For the first Yamagata International Documentary Film Festival in 1989, we had planned to screen A Tale of the Wind as a special invitation film with its director, Joris Ivens, in attendance. Like the wind in his film, however, the ninety-year old Ivens suddently left this world in June of that year, and we were sadly unable to realize our hopes of bringing him to Japan. Since then, we have continued to screen Ivens's films - Borinage in the YIDFF '95 program "7 Spectres - Transfigurations in Electronic Shadows" and The 400 Million in the YIDFF '97 program "Imperial Japan at the Movies" - as a part of our ongoing effort to probe and question the essence and transformations of the documentary genre.

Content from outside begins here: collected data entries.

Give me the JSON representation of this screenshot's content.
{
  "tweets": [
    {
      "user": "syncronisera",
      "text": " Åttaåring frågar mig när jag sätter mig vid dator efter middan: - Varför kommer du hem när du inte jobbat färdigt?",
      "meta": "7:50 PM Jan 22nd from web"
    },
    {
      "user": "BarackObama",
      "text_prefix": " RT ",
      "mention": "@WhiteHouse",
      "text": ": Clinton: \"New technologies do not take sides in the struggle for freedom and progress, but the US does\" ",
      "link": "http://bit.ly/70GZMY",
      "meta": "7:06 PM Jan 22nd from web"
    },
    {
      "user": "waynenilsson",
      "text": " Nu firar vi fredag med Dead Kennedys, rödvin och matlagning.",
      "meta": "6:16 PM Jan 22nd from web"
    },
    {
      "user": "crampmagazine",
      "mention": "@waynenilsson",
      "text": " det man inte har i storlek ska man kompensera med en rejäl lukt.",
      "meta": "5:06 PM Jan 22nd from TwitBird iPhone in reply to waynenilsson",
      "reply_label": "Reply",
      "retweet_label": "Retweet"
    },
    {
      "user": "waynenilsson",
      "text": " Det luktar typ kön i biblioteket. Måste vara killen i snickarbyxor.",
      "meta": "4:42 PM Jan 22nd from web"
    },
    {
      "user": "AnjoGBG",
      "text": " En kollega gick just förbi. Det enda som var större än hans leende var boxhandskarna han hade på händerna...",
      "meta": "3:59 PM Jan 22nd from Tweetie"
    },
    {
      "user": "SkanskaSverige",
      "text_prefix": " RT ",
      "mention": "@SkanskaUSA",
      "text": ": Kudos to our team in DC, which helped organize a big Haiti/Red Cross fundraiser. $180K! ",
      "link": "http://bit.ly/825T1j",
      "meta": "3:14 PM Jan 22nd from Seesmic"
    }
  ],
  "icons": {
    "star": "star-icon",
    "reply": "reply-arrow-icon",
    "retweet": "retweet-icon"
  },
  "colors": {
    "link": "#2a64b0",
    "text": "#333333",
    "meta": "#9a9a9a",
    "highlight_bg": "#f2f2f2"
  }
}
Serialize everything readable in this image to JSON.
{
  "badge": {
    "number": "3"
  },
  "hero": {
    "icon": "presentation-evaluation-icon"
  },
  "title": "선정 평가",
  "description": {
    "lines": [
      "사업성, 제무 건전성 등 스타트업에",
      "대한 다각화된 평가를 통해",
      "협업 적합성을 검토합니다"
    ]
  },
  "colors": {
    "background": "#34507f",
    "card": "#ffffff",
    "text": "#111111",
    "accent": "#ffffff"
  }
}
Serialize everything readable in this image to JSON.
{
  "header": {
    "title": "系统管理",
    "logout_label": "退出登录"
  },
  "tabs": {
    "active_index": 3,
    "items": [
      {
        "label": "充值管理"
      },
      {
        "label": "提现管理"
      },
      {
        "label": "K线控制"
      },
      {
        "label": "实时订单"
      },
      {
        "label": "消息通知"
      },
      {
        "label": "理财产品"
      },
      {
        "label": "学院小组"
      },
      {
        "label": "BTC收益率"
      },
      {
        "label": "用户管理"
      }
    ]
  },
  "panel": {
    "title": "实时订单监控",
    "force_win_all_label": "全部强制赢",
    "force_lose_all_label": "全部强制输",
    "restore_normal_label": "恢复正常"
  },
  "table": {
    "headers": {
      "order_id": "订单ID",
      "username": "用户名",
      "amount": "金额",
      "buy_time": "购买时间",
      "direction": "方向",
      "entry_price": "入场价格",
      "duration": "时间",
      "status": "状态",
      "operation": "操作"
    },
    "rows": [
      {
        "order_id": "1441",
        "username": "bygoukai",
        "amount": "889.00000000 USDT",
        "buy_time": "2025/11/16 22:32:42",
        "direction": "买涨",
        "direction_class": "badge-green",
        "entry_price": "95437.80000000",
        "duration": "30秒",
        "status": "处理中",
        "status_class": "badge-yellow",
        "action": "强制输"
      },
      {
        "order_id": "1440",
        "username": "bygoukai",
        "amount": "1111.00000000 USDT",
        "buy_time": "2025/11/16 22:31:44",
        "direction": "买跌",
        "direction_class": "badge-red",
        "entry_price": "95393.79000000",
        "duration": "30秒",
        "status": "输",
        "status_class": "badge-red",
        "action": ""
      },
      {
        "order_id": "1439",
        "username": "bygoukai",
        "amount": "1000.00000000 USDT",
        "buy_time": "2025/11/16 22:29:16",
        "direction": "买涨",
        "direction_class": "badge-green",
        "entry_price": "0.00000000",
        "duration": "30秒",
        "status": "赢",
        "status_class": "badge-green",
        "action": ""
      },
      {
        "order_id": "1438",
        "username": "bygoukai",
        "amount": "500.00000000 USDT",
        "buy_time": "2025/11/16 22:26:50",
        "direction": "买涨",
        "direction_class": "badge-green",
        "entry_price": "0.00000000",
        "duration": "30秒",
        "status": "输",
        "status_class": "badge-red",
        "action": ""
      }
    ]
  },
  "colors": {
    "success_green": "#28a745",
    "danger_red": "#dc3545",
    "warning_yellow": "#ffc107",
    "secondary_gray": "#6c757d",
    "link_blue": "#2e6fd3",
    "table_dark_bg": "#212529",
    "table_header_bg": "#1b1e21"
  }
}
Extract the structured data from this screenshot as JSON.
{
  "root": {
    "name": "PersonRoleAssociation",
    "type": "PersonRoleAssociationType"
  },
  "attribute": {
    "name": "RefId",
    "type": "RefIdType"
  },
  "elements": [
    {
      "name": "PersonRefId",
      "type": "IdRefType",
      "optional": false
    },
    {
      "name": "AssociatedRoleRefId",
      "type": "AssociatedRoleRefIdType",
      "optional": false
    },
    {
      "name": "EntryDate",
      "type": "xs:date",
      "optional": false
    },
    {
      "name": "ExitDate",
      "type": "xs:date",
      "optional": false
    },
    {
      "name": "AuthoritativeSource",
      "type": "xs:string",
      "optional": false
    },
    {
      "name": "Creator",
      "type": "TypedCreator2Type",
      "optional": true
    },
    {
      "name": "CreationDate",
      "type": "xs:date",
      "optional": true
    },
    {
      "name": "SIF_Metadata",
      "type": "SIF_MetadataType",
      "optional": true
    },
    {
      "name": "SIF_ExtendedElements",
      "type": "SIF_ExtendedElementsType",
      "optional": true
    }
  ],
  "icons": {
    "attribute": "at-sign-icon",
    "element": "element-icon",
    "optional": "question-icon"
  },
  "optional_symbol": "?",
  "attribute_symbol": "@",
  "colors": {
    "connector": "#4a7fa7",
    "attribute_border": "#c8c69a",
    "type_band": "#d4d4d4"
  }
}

For our sixth festival, our tenth year, and what will be our last festival of the century, it seemed only natural to organize a retrospective featuring as many of Ivens's most representative films as possible. But, getting such a program off the planning table meant reaching beyond the meager resources and information at my disposal, and in my subsequent forays on the internet, I met and began an e-mail correspondence with Kees Bakker, a scholar of Joris Ivens's work and coordinator of the European Foundation Joris Ivens (located in Joris Ivens's birthplace, Nijmegen). I sincerely recommend that you check out the thorough and very valuable data that can be found on the Foundation's homepage, created in 1998 to commemorate the hundredth anniversary of Ivens's birth. As the retrospective gradually started to take shape in communication with the Foundation, we felt it best to ask them to jointly coordinate the event with us. Working with the European Foundation Joris Ivens has been the Yamagata Festival's first effort at co-coordinating an event internationally, and it seems especially befitting for a man nicknamed "The Flying Dutchman."

The twentieth century has been called a century of war and revolutions, and Ivens was there at many of its turning points. The retrospective allows us to follow Ivens's work across the decades, from Wigwam (1912), which he shot as a thirteen-year-old boy, to his last film A Tale of the Wind (1988). But the program's true strength lies in our opportunity to ponder in one event what has changed and what remains universal in both film and history at the very same time as we discern the shifts and the permanence of Ivens's own gaze, his philosophy, and his artistry.

While a bit daring, let me suggest yet another way to enjoy the program. For some of Ivens's films, there are actually several versions that differ not only in the narrator's voice or the language of the subtitles, but apparently sometimes in the length itself. Of course, such variations have much to due with the differences both in period and place as well as in the censorship politics of each country where the particular film was screened. Currently the Filmmuseum, Amsterdam, is restoring each of the shots cut out in different locales in order to restore the uncut, original version. Because replacing the cut segments is an ongoing process that even the Ivens Foundation has been unable to keep fully abreast of, there may be some discrepancies in screen time for many (or perhaps most) of the films in the retrospective. Indeed, we ourselves will not know how long some of the prints are until they actually arrive and we can screen them. In some cases, the extent to which a film has been altered will become apparent for the first time here in Yamagata. It is as if we have assembled films by Ivens that are still alive within their celluloid frames.

When we have not been able to get hold of a version with both English and Japanese for the retrospective, we will provide subtitles, simultaneous interpreting, or pre-recorded simultaneous interpreting. In the latter case, we record the interpreting onto videotape beforehand. Still, if the version on video is not the same as the version being screened, the pre-recorded interpretation will go out of synch. So, if the timing of the subtitles or the translation is off, please take these factors into consideration before running up to tell the projectionist. I also hope you will not hesitate to tell us afterwards exactly what you noticed. Your comments will further the correction of the record, and in a small way, we will be able to contribute to the vast work of the Ivens Foundation. The fact that this retrospective continues to move in directions we had not anticipated is one of the things that makes a film festival exciting, and if it is able develop through a close connection with its audience, then it will have done the best of what a film festival can do.
In any case, our film festival is its own one-week long documentary, and that documentary is starting to roll.